5 Facts about Helen Keller
24th April 2019
Helen Keller – An Inspirational Woman
An American educator who overcame the difficulties of being deafblind during the 1880’s.
1. Helen was deafblind
Helen was born in 1880 and at the age of 19 months old, Helen Keller was stricken with an unknown illness that left her deafblind. As Helen grew she became reckless and wild.
2. Helen believed her life started at 7 years old
When Helen was seven years old, her parents hired a teacher, Anne Sullivan who was a graduate from the Perkins School for the Blind. Helen believes this is when her life properly started because at seven years old she was introduced to the world of language by Anne Sullivan. Anne taught Helen that objects have names, and how to use her fingers to spell them. The first word Helen learnt was Water. Which she learnt because Anne put one of Helen’s hands under a water pump and with the other hand she spelt w-a-t-e-r. Eventually, Helen learnt to communicate in sign language and to read and write in Braille, to touch – lip read and to speak.

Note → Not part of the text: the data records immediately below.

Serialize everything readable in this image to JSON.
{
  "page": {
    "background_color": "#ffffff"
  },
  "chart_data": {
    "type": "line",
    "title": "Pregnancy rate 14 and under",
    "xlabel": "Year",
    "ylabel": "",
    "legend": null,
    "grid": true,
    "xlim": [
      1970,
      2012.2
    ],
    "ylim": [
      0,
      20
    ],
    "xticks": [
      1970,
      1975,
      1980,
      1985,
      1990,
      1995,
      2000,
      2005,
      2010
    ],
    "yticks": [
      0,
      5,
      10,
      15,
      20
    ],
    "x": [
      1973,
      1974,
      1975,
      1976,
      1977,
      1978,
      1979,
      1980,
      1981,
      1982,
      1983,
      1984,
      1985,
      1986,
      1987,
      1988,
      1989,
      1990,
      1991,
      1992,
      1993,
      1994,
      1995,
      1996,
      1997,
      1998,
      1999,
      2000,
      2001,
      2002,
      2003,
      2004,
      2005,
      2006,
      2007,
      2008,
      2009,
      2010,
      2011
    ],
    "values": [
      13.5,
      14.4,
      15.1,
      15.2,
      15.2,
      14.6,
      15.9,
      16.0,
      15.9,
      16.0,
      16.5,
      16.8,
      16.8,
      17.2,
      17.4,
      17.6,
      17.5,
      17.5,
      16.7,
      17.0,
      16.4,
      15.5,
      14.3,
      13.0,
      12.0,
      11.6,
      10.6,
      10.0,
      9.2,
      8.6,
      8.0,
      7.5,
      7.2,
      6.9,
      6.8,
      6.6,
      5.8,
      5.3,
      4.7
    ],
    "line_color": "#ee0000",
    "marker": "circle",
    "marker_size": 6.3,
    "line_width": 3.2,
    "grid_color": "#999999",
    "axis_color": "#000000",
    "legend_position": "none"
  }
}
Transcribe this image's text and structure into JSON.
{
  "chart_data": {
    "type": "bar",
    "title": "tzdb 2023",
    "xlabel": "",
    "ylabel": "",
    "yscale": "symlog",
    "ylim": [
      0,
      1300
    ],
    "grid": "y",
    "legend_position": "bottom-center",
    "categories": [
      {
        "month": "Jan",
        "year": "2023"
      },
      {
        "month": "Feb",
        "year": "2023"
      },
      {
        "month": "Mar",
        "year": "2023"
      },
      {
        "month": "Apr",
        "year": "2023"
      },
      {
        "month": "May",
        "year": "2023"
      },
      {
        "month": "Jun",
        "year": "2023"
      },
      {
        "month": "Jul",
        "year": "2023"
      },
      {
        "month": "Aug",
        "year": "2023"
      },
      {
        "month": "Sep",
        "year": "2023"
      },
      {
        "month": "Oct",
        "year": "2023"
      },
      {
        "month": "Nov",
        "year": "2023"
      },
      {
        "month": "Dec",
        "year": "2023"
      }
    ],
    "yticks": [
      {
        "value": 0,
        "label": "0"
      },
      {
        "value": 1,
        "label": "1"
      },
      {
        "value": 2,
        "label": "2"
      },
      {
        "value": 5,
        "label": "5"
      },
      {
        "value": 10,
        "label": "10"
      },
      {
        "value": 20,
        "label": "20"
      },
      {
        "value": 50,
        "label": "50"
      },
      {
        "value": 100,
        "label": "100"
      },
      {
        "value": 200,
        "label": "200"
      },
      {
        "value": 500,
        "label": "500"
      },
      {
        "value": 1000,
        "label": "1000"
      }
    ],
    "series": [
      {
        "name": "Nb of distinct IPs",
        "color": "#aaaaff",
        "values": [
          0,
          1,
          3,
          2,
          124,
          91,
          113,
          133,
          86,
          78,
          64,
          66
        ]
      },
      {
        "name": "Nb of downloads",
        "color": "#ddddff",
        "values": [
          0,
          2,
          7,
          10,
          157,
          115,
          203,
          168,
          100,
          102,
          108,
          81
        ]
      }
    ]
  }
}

3. She was the first deafblind person to graduate
Not only did Helen have the challenge of being deafblind while studying at college. This was also a time where there wasn’t many women attending college. Helen was the first deafblind person in the world to graduate from college. She did this alongside her teacher Anne Sulivan who would interpret and write for her.
4. Helen was very political and had radical ideas for the time
Helen is recognised as a serious political thinker who made important contributions. She was a socialist and wanted to make a difference to workers rights. She also worked hard as an advocate for women’s rights. Furthermore, during 1946 Helen assisted with the formation of a special service for deafblind people due to her interest in the welfare of people who were deafblind like herself.
5. She was an author and speaker all over the world
Helen Keller saw herself as being an author first, above all else. Over her life she published 14 book and 500 articles. It was through the written word she wanted to communicate to the world. Alongside the writing, Helen travelled the world to make speeches and meet people. During seven trips between 1946 and 1957, she visited 35 countries over five continents. Meeting world leaders, for example Winston Churchill.